Durant cette phase de son travail, le peintre a des tons roux, presque monochromes, qui transmettent un mystérieux sentiment de boisé. L’art de Rollier se résume alors en un dessin broussailleux, griffé par places et lacéré. Puis, moins circulaire, la composition prend un rythme elliptique. La couleur devient plus sanguine (Foyer roux, 1956. Prajna, 1957. Pluie, 1960. Les très saintes émanations, 1962. Lithographie sur fond rouge, 1964. Affiche pour « L’Art suisse au XXe siècle », Exposition nationale, Lausanne, 1964).

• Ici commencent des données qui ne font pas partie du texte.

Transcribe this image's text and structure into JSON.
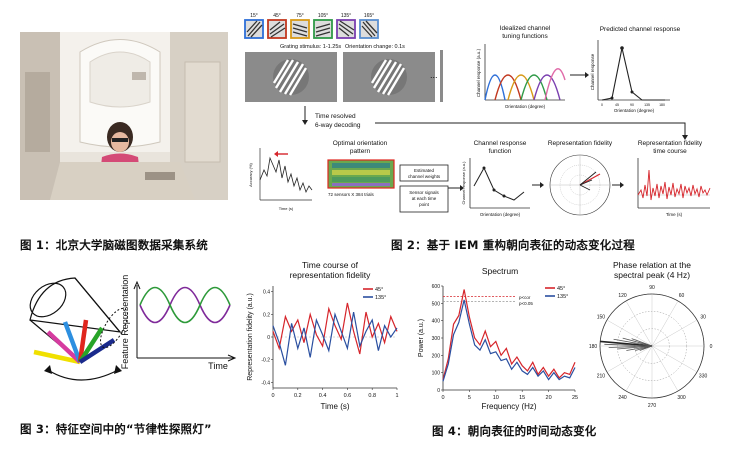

Quatrième et dernière période : 1965 - mai 1968

Rollier lui donnait le nom de « dévoilement de Mâyâ ». C’est la phase majeure interrompue par la mort subite de l’artiste. Visuellement, le peintre y a tracé un hymne à la glorification de la femme. Nos yeux sont pris dans les rondeurs extatiques et contorsionnées de son corps parfois renversé dans un tournoiement sans fin, qui suggère la rotation des sphères célestes. C’est la plus belle palette de Rollier, fine, sonore, fraîche. Sur une préparation préalable qui recouvre la toile, la couleur est donnée en houles de bleus délicats, de blondeurs rosées et orangées, parfois dans une lumière post-impressionniste. Rollier trouve le vert et rose « trop sucré. C’est dangereux », écrit-il dans ses notes. Mais, bientôt, il rejoint l’harmonie bleue et mordorée, voisine de la peinture indienne. Le dessin supérieurement rythmé, dansant en volutes sphériques, déroule un ondoiements de formes qui entraînent notre vision dans un tourbillon d’évocations féminines (Erotisme bleu, 1967. Le Phénix, 1967. Les femmes arborescentes, 1968. Voile de Mâyâ, 1968).

Texte tiré du livre de Pierre Courthion « Ch. Rollier », éd. Ides et Calendes, Neuchâtel, 1969, p. 14.